When spinal instability in the lumbar (lower back region) occurs due to a condition such as spondilolisthesis—where a vertebra in the spine slips forward due to a weakness in the joint or a fracture and begins to impact or compress a nerve, causing pain not only in the back but down into the legs and feet—oftentimes a surgeon will recommend that a posterolateral lumbar fusion be performed. This procedure implants a bone graft between affected vertebrae to “fuse” them together into one single and much more stable bone, and may also be recommended for sufferers of scoliosis (abnormal curvature of the spine), disc herniation or a fracture to the spinal column.
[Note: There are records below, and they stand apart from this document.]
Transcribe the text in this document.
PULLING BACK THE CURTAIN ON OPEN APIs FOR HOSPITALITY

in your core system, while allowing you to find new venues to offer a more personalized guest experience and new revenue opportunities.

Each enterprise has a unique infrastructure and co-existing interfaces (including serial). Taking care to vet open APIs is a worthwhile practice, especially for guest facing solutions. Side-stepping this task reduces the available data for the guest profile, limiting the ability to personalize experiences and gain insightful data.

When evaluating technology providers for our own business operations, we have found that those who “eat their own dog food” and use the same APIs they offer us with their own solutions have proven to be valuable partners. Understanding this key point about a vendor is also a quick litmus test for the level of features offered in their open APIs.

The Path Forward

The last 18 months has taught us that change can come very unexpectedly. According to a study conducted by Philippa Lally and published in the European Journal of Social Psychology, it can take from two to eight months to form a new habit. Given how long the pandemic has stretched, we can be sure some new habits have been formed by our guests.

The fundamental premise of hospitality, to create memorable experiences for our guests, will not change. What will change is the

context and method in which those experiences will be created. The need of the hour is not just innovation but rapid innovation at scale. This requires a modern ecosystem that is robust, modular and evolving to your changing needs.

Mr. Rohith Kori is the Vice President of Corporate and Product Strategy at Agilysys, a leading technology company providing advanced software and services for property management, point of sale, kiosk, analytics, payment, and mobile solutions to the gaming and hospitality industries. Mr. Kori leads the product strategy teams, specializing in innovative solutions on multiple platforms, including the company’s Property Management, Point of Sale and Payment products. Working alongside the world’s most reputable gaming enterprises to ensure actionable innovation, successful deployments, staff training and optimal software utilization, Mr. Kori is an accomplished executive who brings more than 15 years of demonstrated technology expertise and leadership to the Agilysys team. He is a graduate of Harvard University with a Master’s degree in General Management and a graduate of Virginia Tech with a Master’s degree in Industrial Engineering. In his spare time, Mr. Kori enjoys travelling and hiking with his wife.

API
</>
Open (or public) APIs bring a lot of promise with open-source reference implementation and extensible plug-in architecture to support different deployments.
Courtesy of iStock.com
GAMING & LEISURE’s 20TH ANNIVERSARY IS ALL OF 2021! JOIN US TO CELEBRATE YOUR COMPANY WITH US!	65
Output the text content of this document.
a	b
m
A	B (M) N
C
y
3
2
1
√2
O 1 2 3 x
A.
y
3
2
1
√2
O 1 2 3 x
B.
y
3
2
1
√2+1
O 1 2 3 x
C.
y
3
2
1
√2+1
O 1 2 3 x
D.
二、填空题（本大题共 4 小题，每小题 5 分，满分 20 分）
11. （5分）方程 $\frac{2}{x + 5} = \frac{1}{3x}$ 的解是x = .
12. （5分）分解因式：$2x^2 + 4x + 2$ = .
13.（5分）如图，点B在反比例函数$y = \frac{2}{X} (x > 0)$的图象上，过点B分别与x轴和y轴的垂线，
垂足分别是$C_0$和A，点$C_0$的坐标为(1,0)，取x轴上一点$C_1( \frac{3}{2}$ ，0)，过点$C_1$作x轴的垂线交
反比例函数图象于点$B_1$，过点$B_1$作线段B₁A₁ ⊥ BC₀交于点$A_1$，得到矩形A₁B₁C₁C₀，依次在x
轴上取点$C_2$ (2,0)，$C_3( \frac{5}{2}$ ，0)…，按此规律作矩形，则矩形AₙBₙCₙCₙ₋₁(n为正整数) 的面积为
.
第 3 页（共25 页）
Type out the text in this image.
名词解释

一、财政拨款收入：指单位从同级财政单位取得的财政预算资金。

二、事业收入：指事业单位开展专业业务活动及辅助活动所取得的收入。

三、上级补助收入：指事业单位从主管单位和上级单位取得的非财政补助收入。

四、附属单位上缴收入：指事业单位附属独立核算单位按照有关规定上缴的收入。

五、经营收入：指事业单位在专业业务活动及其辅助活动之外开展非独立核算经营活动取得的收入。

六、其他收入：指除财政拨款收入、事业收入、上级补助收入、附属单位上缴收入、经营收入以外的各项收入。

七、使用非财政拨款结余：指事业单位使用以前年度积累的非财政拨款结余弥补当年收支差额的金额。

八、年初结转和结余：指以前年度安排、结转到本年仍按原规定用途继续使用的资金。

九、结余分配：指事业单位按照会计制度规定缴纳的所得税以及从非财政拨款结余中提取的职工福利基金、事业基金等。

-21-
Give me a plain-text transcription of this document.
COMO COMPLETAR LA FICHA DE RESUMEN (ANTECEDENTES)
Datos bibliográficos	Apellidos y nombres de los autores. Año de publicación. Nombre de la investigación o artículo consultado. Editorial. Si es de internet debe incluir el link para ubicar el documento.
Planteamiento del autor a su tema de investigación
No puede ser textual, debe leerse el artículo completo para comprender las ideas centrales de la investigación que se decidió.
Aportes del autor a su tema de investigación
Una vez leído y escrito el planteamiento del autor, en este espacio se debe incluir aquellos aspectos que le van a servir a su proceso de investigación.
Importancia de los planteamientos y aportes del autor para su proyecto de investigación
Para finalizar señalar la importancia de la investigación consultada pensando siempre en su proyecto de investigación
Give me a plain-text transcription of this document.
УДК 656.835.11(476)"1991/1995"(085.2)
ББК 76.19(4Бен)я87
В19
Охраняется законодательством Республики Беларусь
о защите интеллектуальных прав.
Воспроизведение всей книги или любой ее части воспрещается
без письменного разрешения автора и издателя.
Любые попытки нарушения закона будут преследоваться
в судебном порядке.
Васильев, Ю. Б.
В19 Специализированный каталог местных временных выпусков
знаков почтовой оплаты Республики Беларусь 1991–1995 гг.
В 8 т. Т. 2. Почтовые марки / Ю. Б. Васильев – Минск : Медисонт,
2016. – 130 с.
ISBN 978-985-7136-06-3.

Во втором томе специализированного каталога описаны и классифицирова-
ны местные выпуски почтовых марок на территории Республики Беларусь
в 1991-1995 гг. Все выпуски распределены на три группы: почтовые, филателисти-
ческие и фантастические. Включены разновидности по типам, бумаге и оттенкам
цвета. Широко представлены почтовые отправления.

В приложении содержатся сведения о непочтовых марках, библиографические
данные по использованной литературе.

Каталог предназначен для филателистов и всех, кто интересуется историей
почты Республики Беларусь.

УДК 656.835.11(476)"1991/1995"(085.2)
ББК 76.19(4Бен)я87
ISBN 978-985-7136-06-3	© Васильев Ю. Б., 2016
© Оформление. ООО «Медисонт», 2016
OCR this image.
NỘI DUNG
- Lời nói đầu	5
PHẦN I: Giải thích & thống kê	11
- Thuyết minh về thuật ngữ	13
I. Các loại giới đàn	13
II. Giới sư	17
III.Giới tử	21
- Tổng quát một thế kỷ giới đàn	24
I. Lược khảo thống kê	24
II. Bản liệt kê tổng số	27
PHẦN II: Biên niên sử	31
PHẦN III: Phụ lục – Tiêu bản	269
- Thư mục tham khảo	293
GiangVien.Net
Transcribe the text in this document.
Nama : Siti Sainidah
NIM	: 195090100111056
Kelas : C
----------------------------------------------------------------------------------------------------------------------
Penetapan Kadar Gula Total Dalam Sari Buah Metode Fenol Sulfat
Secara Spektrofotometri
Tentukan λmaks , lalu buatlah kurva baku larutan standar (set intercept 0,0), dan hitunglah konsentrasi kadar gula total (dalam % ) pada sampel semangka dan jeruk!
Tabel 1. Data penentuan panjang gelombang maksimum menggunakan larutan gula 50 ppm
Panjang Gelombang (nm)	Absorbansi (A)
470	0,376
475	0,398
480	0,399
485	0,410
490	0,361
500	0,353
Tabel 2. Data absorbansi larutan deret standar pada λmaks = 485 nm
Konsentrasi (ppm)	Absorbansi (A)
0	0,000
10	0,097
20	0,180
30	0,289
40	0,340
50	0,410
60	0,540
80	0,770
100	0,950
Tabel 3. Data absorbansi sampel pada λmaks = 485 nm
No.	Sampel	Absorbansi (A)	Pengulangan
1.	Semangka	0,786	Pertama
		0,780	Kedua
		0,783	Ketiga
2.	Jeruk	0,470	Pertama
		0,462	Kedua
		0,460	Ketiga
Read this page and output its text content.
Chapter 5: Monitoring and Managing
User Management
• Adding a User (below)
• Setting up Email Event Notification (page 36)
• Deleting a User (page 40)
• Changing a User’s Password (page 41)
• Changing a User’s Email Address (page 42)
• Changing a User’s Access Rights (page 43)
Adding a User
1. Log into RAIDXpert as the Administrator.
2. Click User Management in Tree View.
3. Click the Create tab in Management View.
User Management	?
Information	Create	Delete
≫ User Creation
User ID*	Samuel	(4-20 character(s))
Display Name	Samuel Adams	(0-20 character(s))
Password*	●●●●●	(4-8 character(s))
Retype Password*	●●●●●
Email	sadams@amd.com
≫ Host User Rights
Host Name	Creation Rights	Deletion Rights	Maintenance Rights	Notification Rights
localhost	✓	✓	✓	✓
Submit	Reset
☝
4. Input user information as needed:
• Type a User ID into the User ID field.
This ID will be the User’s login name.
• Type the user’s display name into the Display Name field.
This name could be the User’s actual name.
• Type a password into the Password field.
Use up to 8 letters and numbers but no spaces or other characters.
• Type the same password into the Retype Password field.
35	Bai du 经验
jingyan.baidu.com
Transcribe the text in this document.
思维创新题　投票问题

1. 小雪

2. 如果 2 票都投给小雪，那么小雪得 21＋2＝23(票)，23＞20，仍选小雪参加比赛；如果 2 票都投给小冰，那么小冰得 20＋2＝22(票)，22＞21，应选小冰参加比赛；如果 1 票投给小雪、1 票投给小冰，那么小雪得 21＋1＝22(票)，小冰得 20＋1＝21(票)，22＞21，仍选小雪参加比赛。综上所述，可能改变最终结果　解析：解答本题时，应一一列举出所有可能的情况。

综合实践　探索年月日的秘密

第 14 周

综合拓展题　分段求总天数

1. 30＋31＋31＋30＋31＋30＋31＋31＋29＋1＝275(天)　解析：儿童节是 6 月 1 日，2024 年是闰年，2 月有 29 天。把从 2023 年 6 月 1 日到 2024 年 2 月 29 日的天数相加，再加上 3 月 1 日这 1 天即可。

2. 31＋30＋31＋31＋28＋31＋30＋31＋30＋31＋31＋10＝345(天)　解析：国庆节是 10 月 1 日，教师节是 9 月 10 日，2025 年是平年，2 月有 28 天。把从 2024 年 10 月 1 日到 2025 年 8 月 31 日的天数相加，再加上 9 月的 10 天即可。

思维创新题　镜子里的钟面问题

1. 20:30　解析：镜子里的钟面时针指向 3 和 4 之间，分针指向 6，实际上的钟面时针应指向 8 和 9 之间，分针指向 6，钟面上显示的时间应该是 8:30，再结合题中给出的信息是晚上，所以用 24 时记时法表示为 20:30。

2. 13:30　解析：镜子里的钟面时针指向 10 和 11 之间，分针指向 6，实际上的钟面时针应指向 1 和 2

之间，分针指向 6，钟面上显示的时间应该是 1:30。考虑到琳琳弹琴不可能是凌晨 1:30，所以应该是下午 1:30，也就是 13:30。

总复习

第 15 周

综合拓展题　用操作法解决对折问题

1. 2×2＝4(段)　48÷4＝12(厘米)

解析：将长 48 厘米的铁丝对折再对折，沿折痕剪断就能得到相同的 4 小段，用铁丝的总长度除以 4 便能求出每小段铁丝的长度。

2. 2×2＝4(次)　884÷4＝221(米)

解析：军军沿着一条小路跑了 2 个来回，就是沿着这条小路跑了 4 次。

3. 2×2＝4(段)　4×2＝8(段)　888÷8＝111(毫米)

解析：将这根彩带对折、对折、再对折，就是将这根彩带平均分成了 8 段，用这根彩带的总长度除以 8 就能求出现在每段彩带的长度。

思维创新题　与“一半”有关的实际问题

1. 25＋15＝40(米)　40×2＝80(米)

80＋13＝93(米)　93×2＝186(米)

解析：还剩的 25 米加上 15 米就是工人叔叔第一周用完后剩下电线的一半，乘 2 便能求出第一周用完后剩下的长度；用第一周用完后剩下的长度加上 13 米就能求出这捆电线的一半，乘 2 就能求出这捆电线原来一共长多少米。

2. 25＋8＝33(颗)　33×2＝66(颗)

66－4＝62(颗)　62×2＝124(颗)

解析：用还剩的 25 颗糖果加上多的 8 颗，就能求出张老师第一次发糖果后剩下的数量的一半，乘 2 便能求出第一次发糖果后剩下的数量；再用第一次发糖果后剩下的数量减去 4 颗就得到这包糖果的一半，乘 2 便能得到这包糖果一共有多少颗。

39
During a posterolateral lumbar fusion, a surgeon will make an incision in the center of the lower back, pushing aside muscle and tissue to expose the affected vertebrae. A removal of the lamina—a thin layer of bone over the spinal cord—is also necessary to relieve compression of the nerves causing the patient pain. Then, the surgeon removes any fragments of broken disc or bone that may also be pressing on nerve roots before inserting the bone graft to the sides of the spine to form a solid bridge of bone. Lastly, a combination of rods and screws are inserted and fixed into place to secure the graft and provide stability for the spinal column and vertebrae and to prevent a recurrence of disc slippage.

Post-surgery, a physician will recommend rest and an avoidance of activities that may delay healing. The application of a brace device is also common as it gives spinal support during the period in which the graft completes fusing—which can take several months—and can prevent injuries to the affected area during the recovery process.